Motorcycle Photography | Shooting the Fast Ones

By Uncle Frank, Photography by Unknown

On the other hand, a view-point from above the object being photographed results in a dwarfed appearance, thus producing a feeble picture, so to speak. Such a view-point, being the opposite from the “worm’s eye view” from the ground, results in the opposite effect. In the vast majority of cases, however, the normal eye-level will give the most consistently satisfactory pictures, hence should be used most.

In all these matters, it goes without saying that no hard and fast rules can be given. The whole thing is a matter of experience and practice. As you go along, you will soon come to know the limits of your particular camera and will be able to work accordingly. Not only do cameras differ as to make and type, but you will find that lighting conditions vary not only from day to day, but even hour to hour. From this it can be seen how impossible it is to do more than outline mere approximations. Photography is at best, an individual problem, and as such cannot very well be governed by definite rules or laws.

There are details in this business of photographing speeding motorcycles. Take for example the matter of lens diaphragm as applied to the shutter speed, which must of necessity be left unaltered because of the speed of the object. It stands to reason that if the shutter speed is increased, the lens diaphragm (or stop, as some call it) must be opened proportionately to compensate for the shutter. On the other hand, it is desirable to get as much depth of field in the picture as possible, and this is controlled by closing the lens diaphragm. In the case of speeding motorcycles, where a fast shutter speed is absolutely necessary, we cannot close the lens diaphragm down for the sake of depth unless, of course, the sunlight is of sufficient intensity. The whole matter depends greatly upon light conditions. Of considerable help in this matter is an extra fast film which will permit a partial closing of the lens diaphragm for the sake of depth, in spite of the fast shutter speed.

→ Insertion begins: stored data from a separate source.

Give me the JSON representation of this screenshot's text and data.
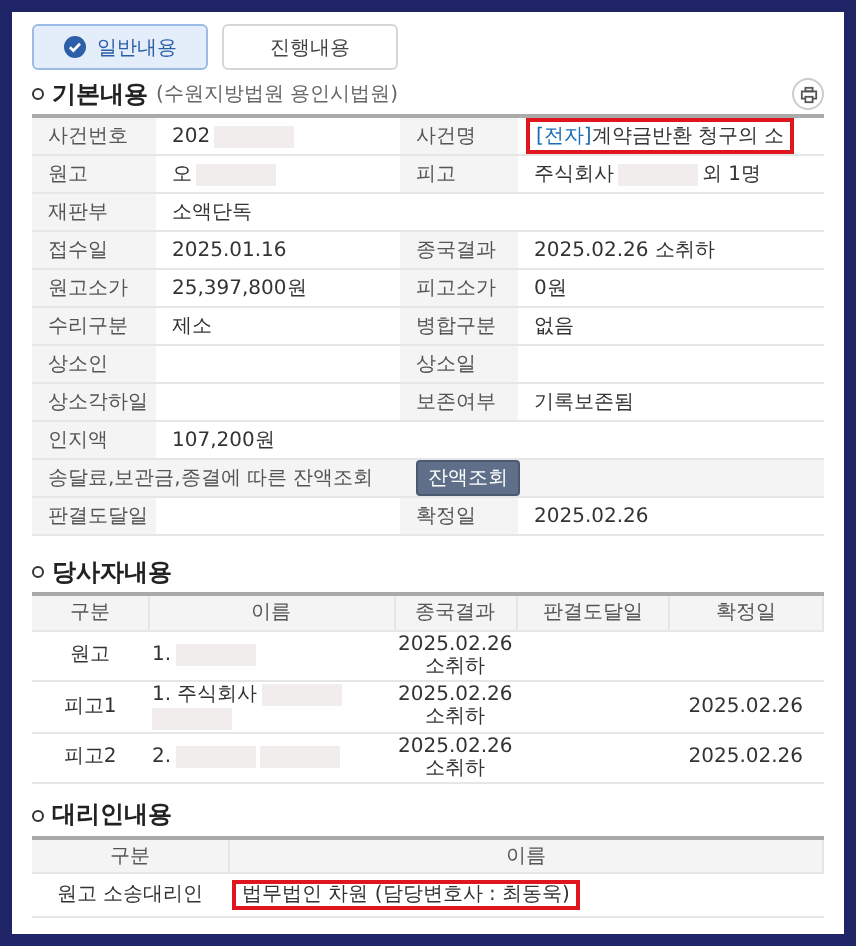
{
  "tabs": [
    {
      "label": "일반내용",
      "selected": true
    },
    {
      "label": "진행내용",
      "selected": false
    }
  ],
  "basic": {
    "title": "기본내용",
    "court": "(수원지방법원 용인시법원)",
    "rows": [
      {
        "kind": "double",
        "fields": [
          {
            "label": "사건번호",
            "parts": [
              {
                "kind": "text",
                "text": "202"
              },
              {
                "kind": "redacted"
              }
            ]
          },
          {
            "label": "사건명",
            "parts": [
              {
                "kind": "highlight",
                "tag": "[전자]",
                "text": "계약금반환 청구의 소"
              }
            ]
          }
        ]
      },
      {
        "kind": "double",
        "fields": [
          {
            "label": "원고",
            "parts": [
              {
                "kind": "text",
                "text": "오"
              },
              {
                "kind": "redacted"
              }
            ]
          },
          {
            "label": "피고",
            "parts": [
              {
                "kind": "text",
                "text": "주식회사"
              },
              {
                "kind": "redacted"
              },
              {
                "kind": "text",
                "text": "외 1명"
              }
            ]
          }
        ]
      },
      {
        "kind": "single",
        "fields": [
          {
            "label": "재판부",
            "parts": [
              {
                "kind": "text",
                "text": "소액단독"
              }
            ]
          }
        ]
      },
      {
        "kind": "double",
        "fields": [
          {
            "label": "접수일",
            "parts": [
              {
                "kind": "text",
                "text": "2025.01.16"
              }
            ]
          },
          {
            "label": "종국결과",
            "parts": [
              {
                "kind": "text",
                "text": "2025.02.26 소취하"
              }
            ]
          }
        ]
      },
      {
        "kind": "double",
        "fields": [
          {
            "label": "원고소가",
            "parts": [
              {
                "kind": "text",
                "text": "25,397,800원"
              }
            ]
          },
          {
            "label": "피고소가",
            "parts": [
              {
                "kind": "text",
                "text": "0원"
              }
            ]
          }
        ]
      },
      {
        "kind": "double",
        "fields": [
          {
            "label": "수리구분",
            "parts": [
              {
                "kind": "text",
                "text": "제소"
              }
            ]
          },
          {
            "label": "병합구분",
            "parts": [
              {
                "kind": "text",
                "text": "없음"
              }
            ]
          }
        ]
      },
      {
        "kind": "double",
        "fields": [
          {
            "label": "상소인"
          },
          {
            "label": "상소일"
          }
        ]
      },
      {
        "kind": "double",
        "fields": [
          {
            "label": "상소각하일"
          },
          {
            "label": "보존여부",
            "parts": [
              {
                "kind": "text",
                "text": "기록보존됨"
              }
            ]
          }
        ]
      },
      {
        "kind": "single",
        "fields": [
          {
            "label": "인지액",
            "parts": [
              {
                "kind": "text",
                "text": "107,200원"
              }
            ]
          }
        ]
      },
      {
        "kind": "action",
        "fields": [
          {
            "label": "송달료,보관금,종결에 따른 잔액조회",
            "parts": [
              {
                "kind": "button",
                "text": "잔액조회"
              }
            ]
          }
        ]
      },
      {
        "kind": "double",
        "fields": [
          {
            "label": "판결도달일"
          },
          {
            "label": "확정일",
            "parts": [
              {
                "kind": "text",
                "text": "2025.02.26"
              }
            ]
          }
        ]
      }
    ]
  },
  "parties": {
    "title": "당사자내용",
    "columns": [
      "구분",
      "이름",
      "종국결과",
      "판결도달일",
      "확정일"
    ],
    "rows": [
      {
        "type": "원고",
        "name": [
          {
            "kind": "text",
            "text": "1."
          },
          {
            "kind": "redacted"
          }
        ],
        "result": "2025.02.26 소취하"
      },
      {
        "type": "피고1",
        "name": [
          {
            "kind": "text",
            "text": "1. 주식회사"
          },
          {
            "kind": "redacted"
          },
          {
            "kind": "redacted"
          }
        ],
        "result": "2025.02.26 소취하",
        "confirmed": "2025.02.26"
      },
      {
        "type": "피고2",
        "name": [
          {
            "kind": "text",
            "text": "2."
          },
          {
            "kind": "redacted"
          },
          {
            "kind": "redacted"
          }
        ],
        "result": "2025.02.26 소취하",
        "confirmed": "2025.02.26"
      }
    ]
  },
  "agents": {
    "title": "대리인내용",
    "columns": [
      "구분",
      "이름"
    ],
    "rows": [
      {
        "type": "원고 소송대리인",
        "name": "법무법인 차원 (담당변호사 : 최동욱)",
        "highlighted": true
      }
    ]
  }
}
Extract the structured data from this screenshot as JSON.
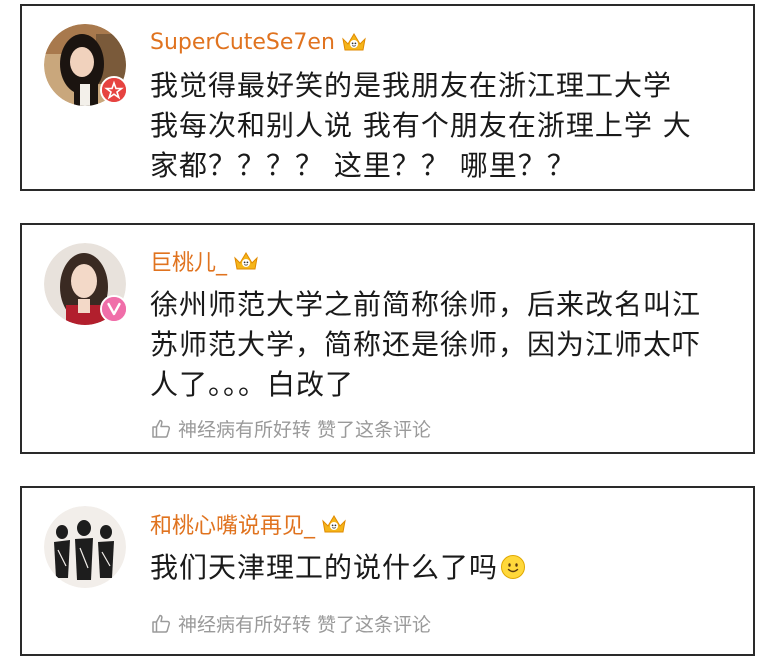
{
  "comments": [
    {
      "username": "SuperCuteSe7en",
      "avatar_icon": "avatar-woman-dark-hair",
      "badge_icon": "red-star-badge-icon",
      "vip_icon": "crown-vip-icon",
      "lines": [
        "我觉得最好笑的是我朋友在浙江理工大学",
        "我每次和别人说 我有个朋友在浙理上学 大",
        "家都？？？？ 这里？？ 哪里？？"
      ],
      "like_text": ""
    },
    {
      "username": "巨桃儿_",
      "avatar_icon": "avatar-woman-long-hair",
      "badge_icon": "pink-v-badge-icon",
      "vip_icon": "crown-vip-icon",
      "lines": [
        "徐州师范大学之前简称徐师，后来改名叫江",
        "苏师范大学，简称还是徐师，因为江师太吓",
        "人了。。。白改了"
      ],
      "like_text": "神经病有所好转 赞了这条评论"
    },
    {
      "username": "和桃心嘴说再见_",
      "avatar_icon": "avatar-sketch-figures",
      "badge_icon": "",
      "vip_icon": "crown-vip-icon",
      "lines": [
        "我们天津理工的说什么了吗"
      ],
      "emoji": "smile-emoji-icon",
      "like_text": "神经病有所好转 赞了这条评论"
    }
  ],
  "colors": {
    "username": "#e0731f",
    "body_text": "#1a1a1a",
    "like_text": "#9a9a9a",
    "border": "#2a2a2a",
    "badge_red": "#e64340",
    "badge_pink": "#f06ea9",
    "crown_gold": "#f5b51a"
  }
}
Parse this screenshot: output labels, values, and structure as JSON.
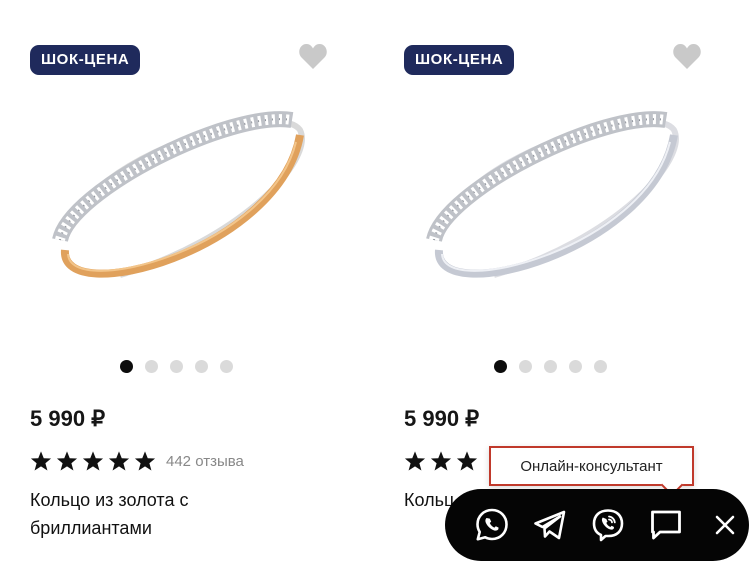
{
  "products": [
    {
      "badge": "ШОК-ЦЕНА",
      "price": "5 990 ₽",
      "rating": 5,
      "reviews": "442 отзыва",
      "title": "Кольцо из золота с бриллиантами",
      "slides": 5,
      "active_slide": 1,
      "band_color": "#e2a45a"
    },
    {
      "badge": "ШОК-ЦЕНА",
      "price": "5 990 ₽",
      "rating": 5,
      "title": "Кольц… бриллиантами",
      "slides": 5,
      "active_slide": 1,
      "band_color": "#c8ccd6"
    }
  ],
  "consultant_tooltip": "Онлайн-консультант",
  "chat_buttons": [
    "whatsapp-icon",
    "telegram-icon",
    "viber-icon",
    "chat-icon",
    "close-icon"
  ],
  "colors": {
    "badge_bg": "#1f2a5c",
    "bar_bg": "#050505",
    "tooltip_border": "#c0392b"
  }
}
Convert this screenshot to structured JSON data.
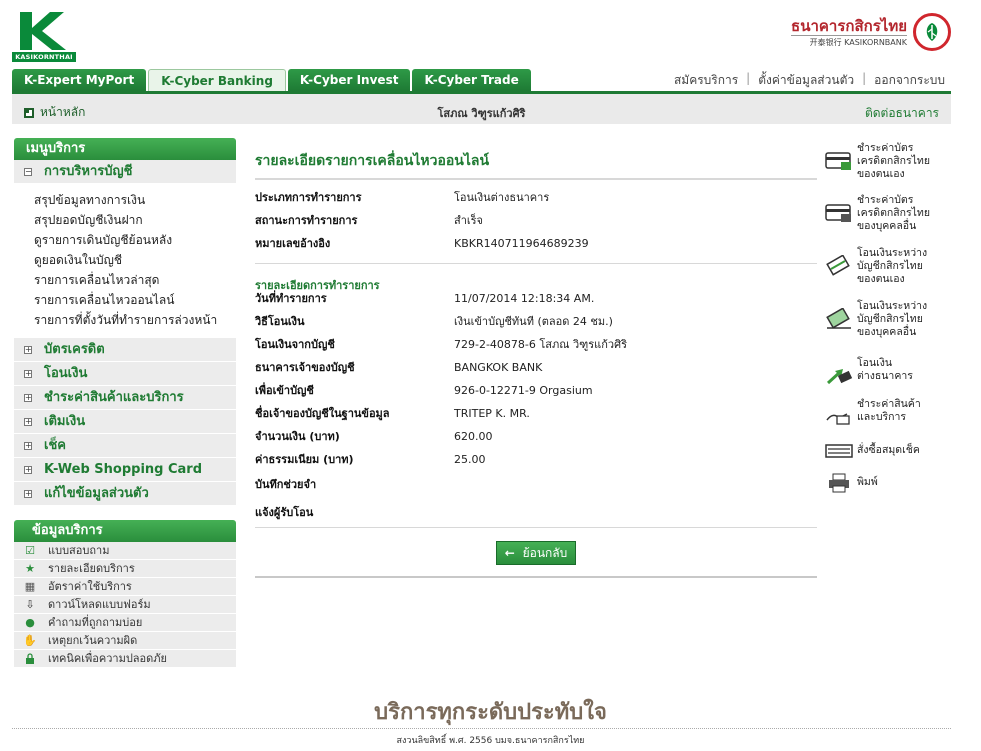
{
  "brand": {
    "kasikorn_wordmark": "KASIKORNTHAI",
    "bank_thai": "ธนาคารกสิกรไทย",
    "bank_eng": "开泰银行 KASIKORNBANK",
    "color_green": "#1e7a34",
    "color_red": "#d0262d"
  },
  "tabs": [
    {
      "label": "K-Expert MyPort",
      "active": false
    },
    {
      "label": "K-Cyber Banking",
      "active": true
    },
    {
      "label": "K-Cyber Invest",
      "active": false
    },
    {
      "label": "K-Cyber Trade",
      "active": false
    }
  ],
  "top_links": {
    "register": "สมัครบริการ",
    "settings": "ตั้งค่าข้อมูลส่วนตัว",
    "logout": "ออกจากระบบ"
  },
  "subbar": {
    "home": "หน้าหลัก",
    "user_name": "โสภณ วิฑูรแก้วศิริ",
    "contact": "ติดต่อธนาคาร"
  },
  "sidebar": {
    "header": "เมนูบริการ",
    "account_section": "การบริหารบัญชี",
    "account_items": [
      "สรุปข้อมูลทางการเงิน",
      "สรุปยอดบัญชีเงินฝาก",
      "ดูรายการเดินบัญชีย้อนหลัง",
      "ดูยอดเงินในบัญชี",
      "รายการเคลื่อนไหวล่าสุด",
      "รายการเคลื่อนไหวออนไลน์",
      "รายการที่ตั้งวันที่ทำรายการล่วงหน้า"
    ],
    "sections": [
      "บัตรเครดิต",
      "โอนเงิน",
      "ชำระค่าสินค้าและบริการ",
      "เติมเงิน",
      "เช็ค",
      "K-Web Shopping Card",
      "แก้ไขข้อมูลส่วนตัว"
    ]
  },
  "info_box": {
    "header": "ข้อมูลบริการ",
    "items": [
      {
        "label": "แบบสอบถาม",
        "icon": "checkbox-icon"
      },
      {
        "label": "รายละเอียดบริการ",
        "icon": "star-icon"
      },
      {
        "label": "อัตราค่าใช้บริการ",
        "icon": "calculator-icon"
      },
      {
        "label": "ดาวน์โหลดแบบฟอร์ม",
        "icon": "download-icon"
      },
      {
        "label": "คำถามที่ถูกถามบ่อย",
        "icon": "question-icon"
      },
      {
        "label": "เหตุยกเว้นความผิด",
        "icon": "handshake-icon"
      },
      {
        "label": "เทคนิคเพื่อความปลอดภัย",
        "icon": "lock-icon"
      }
    ]
  },
  "main": {
    "title": "รายละเอียดรายการเคลื่อนไหวออนไลน์",
    "summary": [
      {
        "label": "ประเภทการทำรายการ",
        "value": "โอนเงินต่างธนาคาร"
      },
      {
        "label": "สถานะการทำรายการ",
        "value": "สำเร็จ"
      },
      {
        "label": "หมายเลขอ้างอิง",
        "value": "KBKR140711964689239"
      }
    ],
    "detail_title": "รายละเอียดการทำรายการ",
    "details": [
      {
        "label": "วันที่ทำรายการ",
        "value": "11/07/2014 12:18:34 AM."
      },
      {
        "label": "วิธีโอนเงิน",
        "value": "เงินเข้าบัญชีทันที (ตลอด 24 ชม.)"
      },
      {
        "label": "โอนเงินจากบัญชี",
        "value": "729-2-40878-6 โสภณ วิฑูรแก้วศิริ"
      },
      {
        "label": "ธนาคารเจ้าของบัญชี",
        "value": "BANGKOK BANK"
      },
      {
        "label": "เพื่อเข้าบัญชี",
        "value": "926-0-12271-9 Orgasium"
      },
      {
        "label": "ชื่อเจ้าของบัญชีในฐานข้อมูล",
        "value": "TRITEP K. MR."
      },
      {
        "label": "จำนวนเงิน (บาท)",
        "value": "620.00"
      },
      {
        "label": "ค่าธรรมเนียม (บาท)",
        "value": "25.00"
      },
      {
        "label": "บันทึกช่วยจำ",
        "value": ""
      },
      {
        "label": "แจ้งผู้รับโอน",
        "value": ""
      }
    ],
    "back_button": "ย้อนกลับ"
  },
  "quick_links": [
    {
      "lines": [
        "ชำระค่าบัตร",
        "เครดิตกสิกรไทย",
        "ของตนเอง"
      ],
      "icon": "credit-card-icon"
    },
    {
      "lines": [
        "ชำระค่าบัตร",
        "เครดิตกสิกรไทย",
        "ของบุคคลอื่น"
      ],
      "icon": "credit-card-other-icon"
    },
    {
      "lines": [
        "โอนเงินระหว่าง",
        "บัญชีกสิกรไทย",
        "ของตนเอง"
      ],
      "icon": "transfer-own-icon"
    },
    {
      "lines": [
        "โอนเงินระหว่าง",
        "บัญชีกสิกรไทย",
        "ของบุคคลอื่น"
      ],
      "icon": "transfer-other-icon"
    },
    {
      "lines": [
        "โอนเงิน",
        "ต่างธนาคาร"
      ],
      "icon": "interbank-transfer-icon"
    },
    {
      "lines": [
        "ชำระค่าสินค้า",
        "และบริการ"
      ],
      "icon": "bill-payment-icon"
    },
    {
      "lines": [
        "สั่งซื้อสมุดเช็ค"
      ],
      "icon": "checkbook-icon"
    },
    {
      "lines": [
        "พิมพ์"
      ],
      "icon": "print-icon"
    }
  ],
  "footer": {
    "slogan": "บริการทุกระดับประทับใจ",
    "copyright": "สงวนลิขสิทธิ์ พ.ศ. 2556 บมจ.ธนาคารกสิกรไทย"
  }
}
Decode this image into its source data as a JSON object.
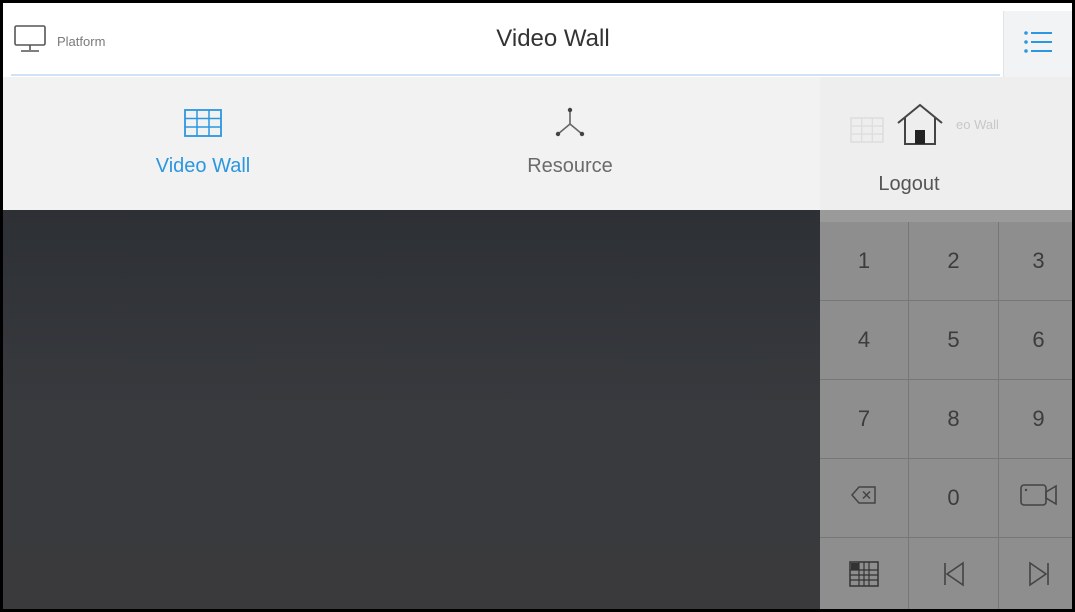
{
  "header": {
    "platform_label": "Platform",
    "title": "Video Wall",
    "menu_icon": "list-menu-icon",
    "platform_icon": "monitor-icon"
  },
  "nav": {
    "items": [
      {
        "label": "Video Wall",
        "icon": "grid-icon",
        "active": true
      },
      {
        "label": "Resource",
        "icon": "tree-branch-icon",
        "active": false
      }
    ]
  },
  "logout": {
    "label": "Logout",
    "icon": "home-icon",
    "ghost_text": "eo Wall"
  },
  "keypad": {
    "keys": [
      "1",
      "2",
      "3",
      "4",
      "5",
      "6",
      "7",
      "8",
      "9",
      "backspace-icon",
      "0",
      "camera-icon",
      "grid-layout-icon",
      "previous-icon",
      "next-icon"
    ],
    "digits": {
      "k1": "1",
      "k2": "2",
      "k3": "3",
      "k4": "4",
      "k5": "5",
      "k6": "6",
      "k7": "7",
      "k8": "8",
      "k9": "9",
      "k0": "0"
    }
  },
  "colors": {
    "accent": "#2a97e0",
    "nav_bg": "#f2f2f2",
    "keypad_bg": "#8e8e8e",
    "main_bg": "#35373b"
  }
}
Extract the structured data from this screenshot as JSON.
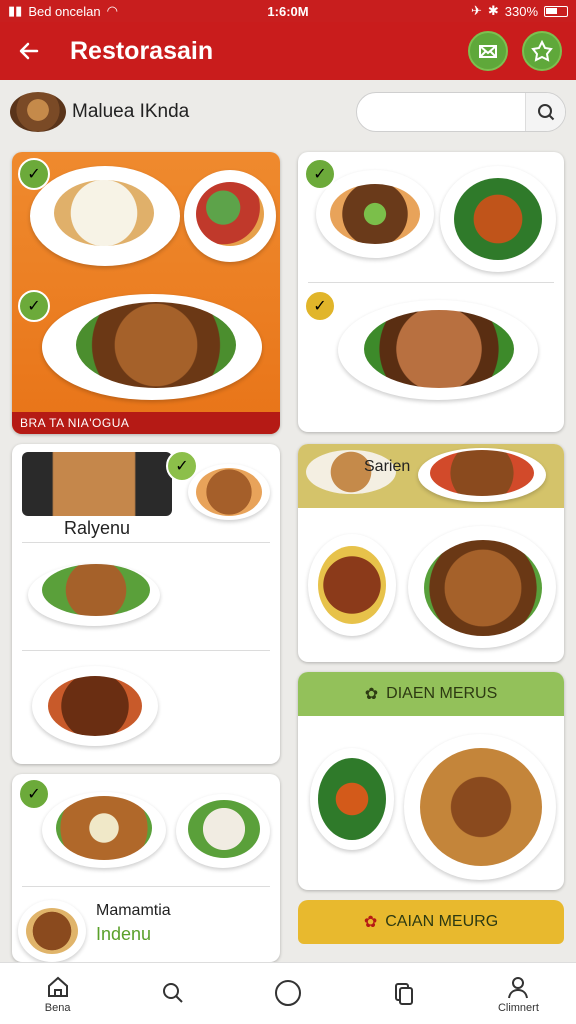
{
  "status": {
    "carrier": "Bed oncelan",
    "time": "1:6:0M",
    "battery": "330%"
  },
  "app": {
    "title": "Restorasain",
    "restaurant_name": "Maluea IKnda",
    "search_placeholder": ""
  },
  "cards": {
    "c1_banner": "BRA TA NIA'OGUA",
    "c3_label": "Ralyenu",
    "c4_label": "Sarien",
    "c6_banner": "DIAEN MERUS",
    "c7_label_1": "Mamamtia",
    "c7_label_2": "Indenu",
    "c8_banner": "CAIAN MEURG"
  },
  "nav": {
    "home": "Bena",
    "search": "",
    "circle": "",
    "orders": "",
    "account": "Climnert"
  },
  "colors": {
    "primary": "#c91c1c",
    "accent_green": "#6caa3a",
    "accent_orange": "#e87418",
    "accent_yellow": "#e8b92e"
  }
}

The small miniature cameras are ideally suited to speed work, because, owing to their comparatively short focal length, they have an inherent depth of field, even when the diaphragm is wide open. This, plus the fact that most of these baby cameras are equipped with fast lenses, makes them especially useful for, because of the fast lens, high shutter speeds can be used even on dark, cloudy days, without a sacrifice of exposure. Most cameras used in this work have lenses with a speed of at least f :3.5, and more often they run as fast as f:2, and f:l.9. Unfortunately less expensive cameras are equipped with slow lenses whose speed is around f:6.3, f:7.7, and in the case of the box type camera, such as the “Brownie,” f:11-which is indeed very slow and requires slow shutter speeds in bright sunlight.

A useful accessory when afield with the camera is a lens-shade or sun-shade. This device protects the lens from unwanted, non-image-forming light rays which tend to rob the picture of its snap and contrast. Those hazy pictures you sometimes get are often the result of stray light passing through the lens and onto the film thus veiling it. A good sun-shade is very inexpensive, and is many times worth its cost. By all means get one for your lens and know that all of your pictures will be safeguarded from this insidious defect which is often puzzling and always detrimental.

In short, when photographing motorcycle races and hillclimbs, be sure of your ground, photographically speaking, and you will return home with a batch of fine pictures. You will have no need to make excuses when the gang asks to see some of your results.